The results of this project can also be applied to other large-scale multi-objective optimization problems and can have impacts on many scientific disciplines that involve large and complex data. The developed machine learning code and optimization procedure will be shared with researchers through the Materials Computation Center at Penn State University and GitHub. Some outreach programs will be conducted for educating the next generation of materials scientists, data scientists and statisticians. The research teams will create diverse environments in their laboratories in terms of race, gender and national origin. The research will also provide an excellent opportunity to recruit students from underrepresented groups to participate in projects at the interface between materials science, data science, and statistics and is highly relevant to societal needs.

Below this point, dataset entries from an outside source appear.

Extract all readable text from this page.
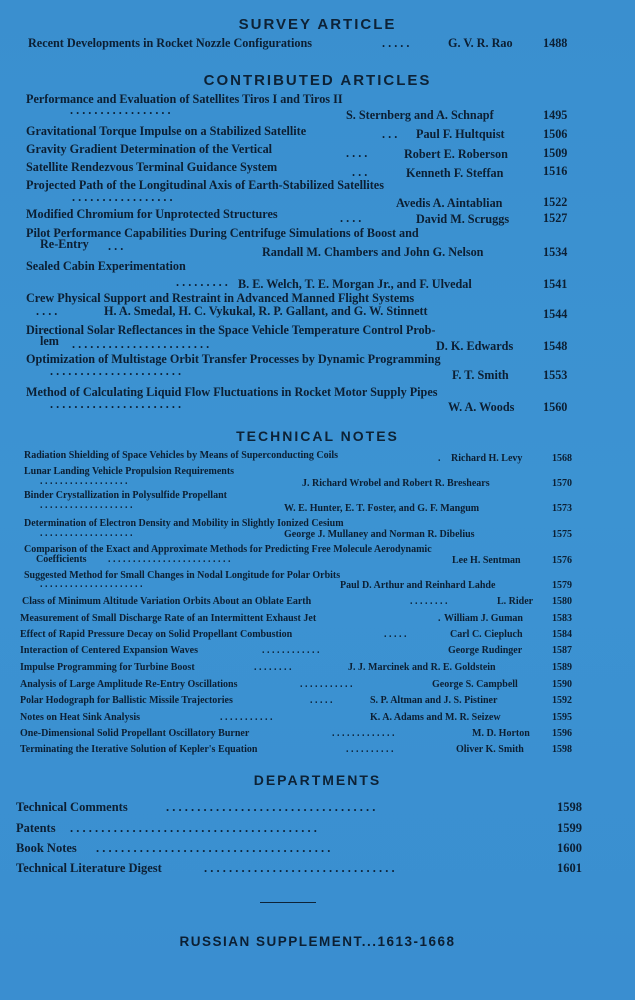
SURVEY ARTICLE
Recent Developments in Rocket Nozzle Configurations	. . . . .	G. V. R. Rao 1488
CONTRIBUTED ARTICLES
Performance and Evaluation of Satellites Tiros I and Tiros II
. . . . . . . . . . . . . . . . .	S. Sternberg and A. Schnapf	1495
Gravitational Torque Impulse on a Stabilized Satellite	. . . Paul F. Hultquist	1506
Gravity Gradient Determination of the Vertical	. . . .	Robert E. Roberson	1509
Satellite Rendezvous Terminal Guidance System	. . .	Kenneth F. Steffan	1516
Projected Path of the Longitudinal Axis of Earth-Stabilized Satellites
. . . . . . . . . . . . . . . . .	Avedis A. Aintablian	1522
Modified Chromium for Unprotected Structures	. . . .	David M. Scruggs	1527
Pilot Performance Capabilities During Centrifuge Simulations of Boost and
Re-Entry . . .	Randall M. Chambers and John G. Nelson	1534
Sealed Cabin Experimentation
. . . . . . . . . B. E. Welch, T. E. Morgan Jr., and F. Ulvedal	1541
Crew Physical Support and Restraint in Advanced Manned Flight Systems
. . . .	H. A. Smedal, H. C. Vykukal, R. P. Gallant, and G. W. Stinnett	1544
Directional Solar Reflectances in the Space Vehicle Temperature Control Prob-
lem . . . . . . . . . . . . . . . . . . . . . . .	D. K. Edwards 1548
Optimization of Multistage Orbit Transfer Processes by Dynamic Programming
. . . . . . . . . . . . . . . . . . . . . .	F. T. Smith	1553
Method of Calculating Liquid Flow Fluctuations in Rocket Motor Supply Pipes
. . . . . . . . . . . . . . . . . . . . . .	W. A. Woods 1560
TECHNICAL NOTES
Radiation Shielding of Space Vehicles by Means of Superconducting Coils	. Richard H. Levy	1568
Lunar Landing Vehicle Propulsion Requirements
. . . . . . . . . . . . . . . . . .	J. Richard Wrobel and Robert R. Breshears	1570
Binder Crystallization in Polysulfide Propellant
. . . . . . . . . . . . . . . . . . .	W. E. Hunter, E. T. Foster, and G. F. Mangum	1573
Determination of Electron Density and Mobility in Slightly Ionized Cesium
. . . . . . . . . . . . . . . . . . .	George J. Mullaney and Norman R. Dibelius	1575
Comparison of the Exact and Approximate Methods for Predicting Free Molecule Aerodynamic
Coefficients . . . . . . . . . . . . . . . . . . . . . . . . .	Lee H. Sentman	1576
Suggested Method for Small Changes in Nodal Longitude for Polar Orbits
. . . . . . . . . . . . . . . . . . . . .	Paul D. Arthur and Reinhard Lahde	1579
Class of Minimum Altitude Variation Orbits About an Oblate Earth	. . . . . . . .	L. Rider 1580
Measurement of Small Discharge Rate of an Intermittent Exhaust Jet	. William J. Guman	1583
Effect of Rapid Pressure Decay on Solid Propellant Combustion	. . . . .	Carl C. Ciepluch	1584
Interaction of Centered Expansion Waves	. . . . . . . . . . . .	George Rudinger	1587
Impulse Programming for Turbine Boost	. . . . . . . .	J. J. Marcinek and R. E. Goldstein	1589
Analysis of Large Amplitude Re-Entry Oscillations	. . . . . . . . . . .	George S. Campbell	1590
Polar Hodograph for Ballistic Missile Trajectories	. . . . .	S. P. Altman and J. S. Pistiner	1592
Notes on Heat Sink Analysis	. . . . . . . . . . .	K. A. Adams and M. R. Seizew	1595
One-Dimensional Solid Propellant Oscillatory Burner	. . . . . . . . . . . . .	M. D. Horton 1596
Terminating the Iterative Solution of Kepler's Equation	. . . . . . . . . .	Oliver K. Smith	1598
DEPARTMENTS
Technical Comments	. . . . . . . . . . . . . . . . . . . . . . . . . . . . . . . . . .	1598
Patents . . . . . . . . . . . . . . . . . . . . . . . . . . . . . . . . . . . . . . . .	1599
Book Notes . . . . . . . . . . . . . . . . . . . . . . . . . . . . . . . . . . . . . .	1600
Technical Literature Digest	. . . . . . . . . . . . . . . . . . . . . . . . . . . . . . .	1601
RUSSIAN SUPPLEMENT...1613-1668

This award supports continued collaboration between a materials researcher and a data scientist kindled at the MATDAT18 Datathon event. ReaxFF is a commonly used reactive force field method, capable of simulating bond formation and dissociation in large atomistic systems. In order to reveal the physics behind these systems accurately by using the ReaxFF simulations, the force field parameters must be optimized for each different materials system, and the high-dimensional force field parameter landscape should be explored thoroughly during optimization. However, the large number of existing parameters limit the optimization stage of the force field development, as the conventional optimization approaches become time-consuming. This challenge can be resolved by the development of an efficient optimization framework. In this project, an efficient sequential optimization framework will be developed, including a "minimum energy" sequential search and a novel "divide-and-conquer" strategy for efficient Gaussian process modeling. This study will make ReaxFF force field development more practical, which will enable fast access to physics and chemistry in a wide range of material systems to enhance novel material design.
This project can serve is an example of how rigorous statistical/machine learning methods can be used to tackle important problems in materials science and engineering. The project may be transformative, as it can empower the atomistic-scale understanding of materials systems by using novel techniques in data science and machine learning. The developed iterative optimization procedure will be combined under Python programming language to facilitate implementation to commercial molecular dynamics packages. From a statistical point of view, the idea of divide-and-conquer and design-based subsample aggregation to reduce computational complexity of Gaussian process modeling is innovative. It can open a new path in statistics/data science with big data settings and can lead to advances in machine learning and optimization. The sequential optimization framework constructed for high-dimensional problems may open new avenues for studying problems with massive and complex input structure and energize both theoretical and applied research in statistics and machine learning.
The award is jointly funded through the Division of Materials Research and the Division of Mathematical Sciences in the Mathematical and Physical Sciences Directorate.
This award reflects NSF's statutory mission and has been deemed worthy of support through evaluation using the Foundation's intellectual merit and broader impacts review criteria.